Die den handelnden Menschen fortwährend begleitende ethische Frage „Was soll ich tun?“ sucht ihre offenbar natürliche Antwort in der normgebenden Hierarchie, die durch das Auftreten von Führungspersonen definiert wird. Dieser einfachste normativ-ethische Mechanismus braucht für seine Funktion keine geschriebenen und ausformulierten Gesetze. Die Ethik definiert sich über eine Führungsperson, die sagt, „was zu tun ist“. Diese Art Ethik ist damit aber auch abhängig von der zeitlichen und örtlichen Präsenz und Verfügbarkeit der jeweiligen Führungsperson.
Unterstellen wir weiter, dass die in einer Gruppe gefundene natürliche Führungsperson sehr erfolgreich ist, aber leider irgendwann ausfällt. Dies ist im Berufsleben etwa der Fall, wenn der Gründer und „Übervater“ eines Unternehmens aus dem Betrieb ausscheidet. Das wird natürlicherweise früher oder später der Fall sein. Die nachfolgende Führungsperson wird angesichts der Erfolge des Vorgängers an diesem gemessen werden – sich gar messen lassen müssen.
Wir sehen diese einfachste Form des Traditionalismus als eine weitere naheliegende ethische Normsetzung. Eine Erinnerungskultur an ehemalige führende Personen als Leitlinie für das aktuelle Handeln („Wir werden das Unternehmen in seinem Sinn weiterführen“) ist in allen menschlichen Kulturen und weltweit präsent. Wir dürfen annehmen, dass dieser Traditionalismus dem homo sapiens ebenfalls quasi angeboren ist.

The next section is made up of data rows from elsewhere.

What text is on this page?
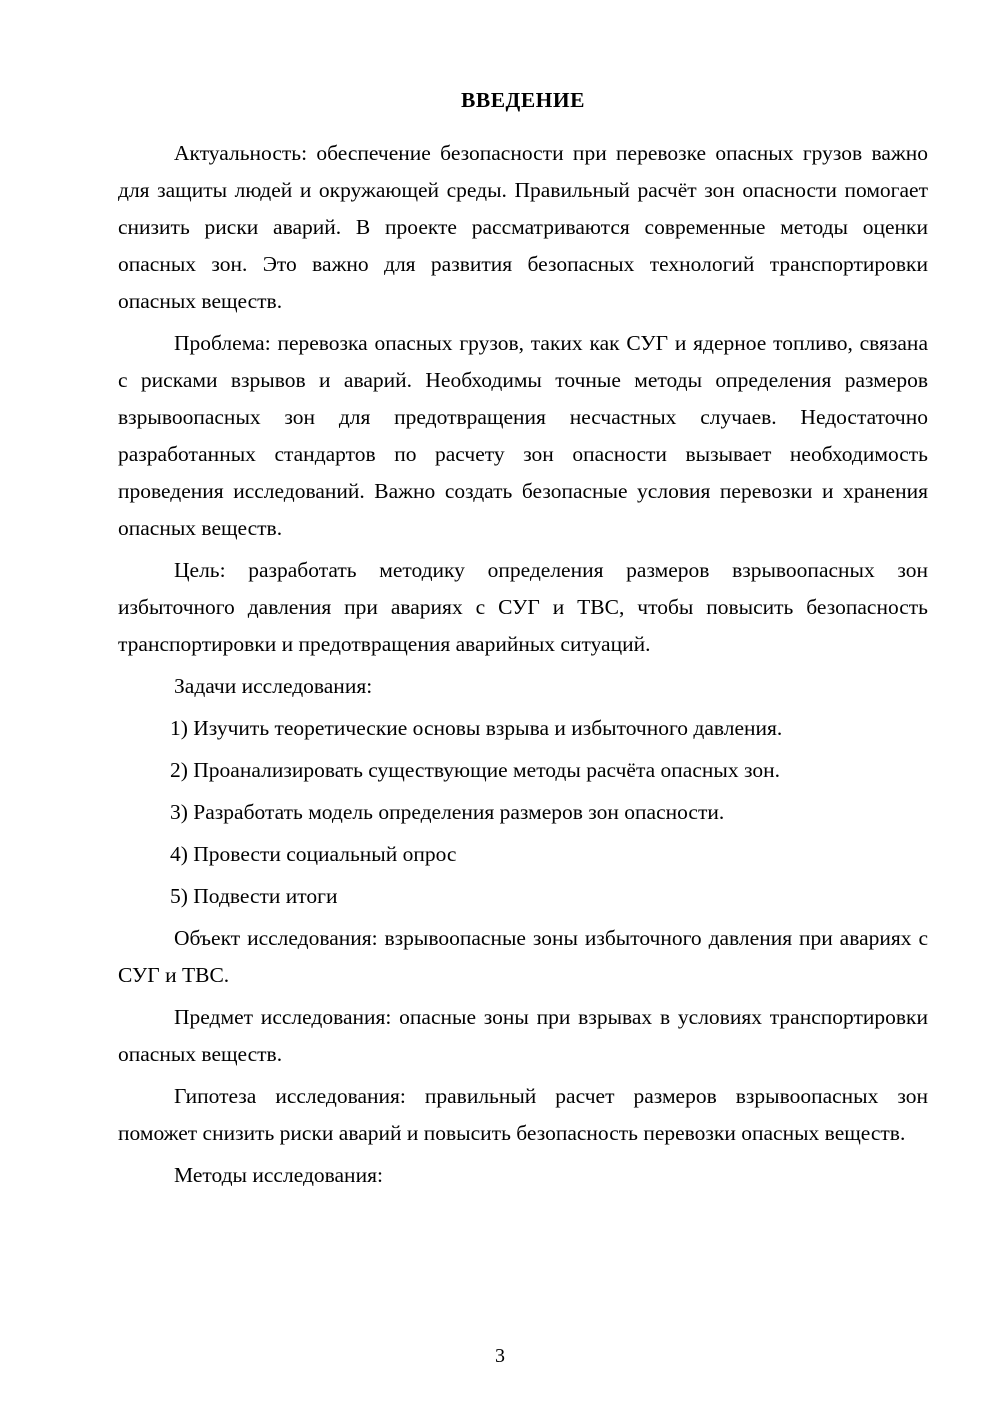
ВВЕДЕНИЕ

Актуальность: обеспечение безопасности при перевозке опасных грузов важно для защиты людей и окружающей среды. Правильный расчёт зон опасности помогает снизить риски аварий. В проекте рассматриваются современные методы оценки опасных зон. Это важно для развития безопасных технологий транспортировки опасных веществ.

Проблема: перевозка опасных грузов, таких как СУГ и ядерное топливо, связана с рисками взрывов и аварий. Необходимы точные методы определения размеров взрывоопасных зон для предотвращения несчастных случаев. Недостаточно разработанных стандартов по расчету зон опасности вызывает необходимость проведения исследований. Важно создать безопасные условия перевозки и хранения опасных веществ.

Цель: разработать методику определения размеров взрывоопасных зон избыточного давления при авариях с СУГ и ТВС, чтобы повысить безопасность транспортировки и предотвращения аварийных ситуаций.

Задачи исследования:

1) Изучить теоретические основы взрыва и избыточного давления.

2) Проанализировать существующие методы расчёта опасных зон.

3) Разработать модель определения размеров зон опасности.

4) Провести социальный опрос

5) Подвести итоги

Объект исследования: взрывоопасные зоны избыточного давления при авариях с СУГ и ТВС.

Предмет исследования: опасные зоны при взрывах в условиях транспортировки опасных веществ.

Гипотеза исследования: правильный расчет размеров взрывоопасных зон поможет снизить риски аварий и повысить безопасность перевозки опасных веществ.

Методы исследования:

3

Selbstverständlich muss für eine solche einfache traditionalistische Ethik die Erinnerung an die ehemalige Führungsperson bewahrt werden. Dies gelingt zunächst nach Maßgabe mündlicher Überlieferung im Sinne der fiktiven Beantwortung der Frage „Was hätte der Seniorchef dazu gesagt?“; diese wird aber irgendwann verblassen, wenn sie nicht explizit als normgebende Chronik verschriftlicht wird.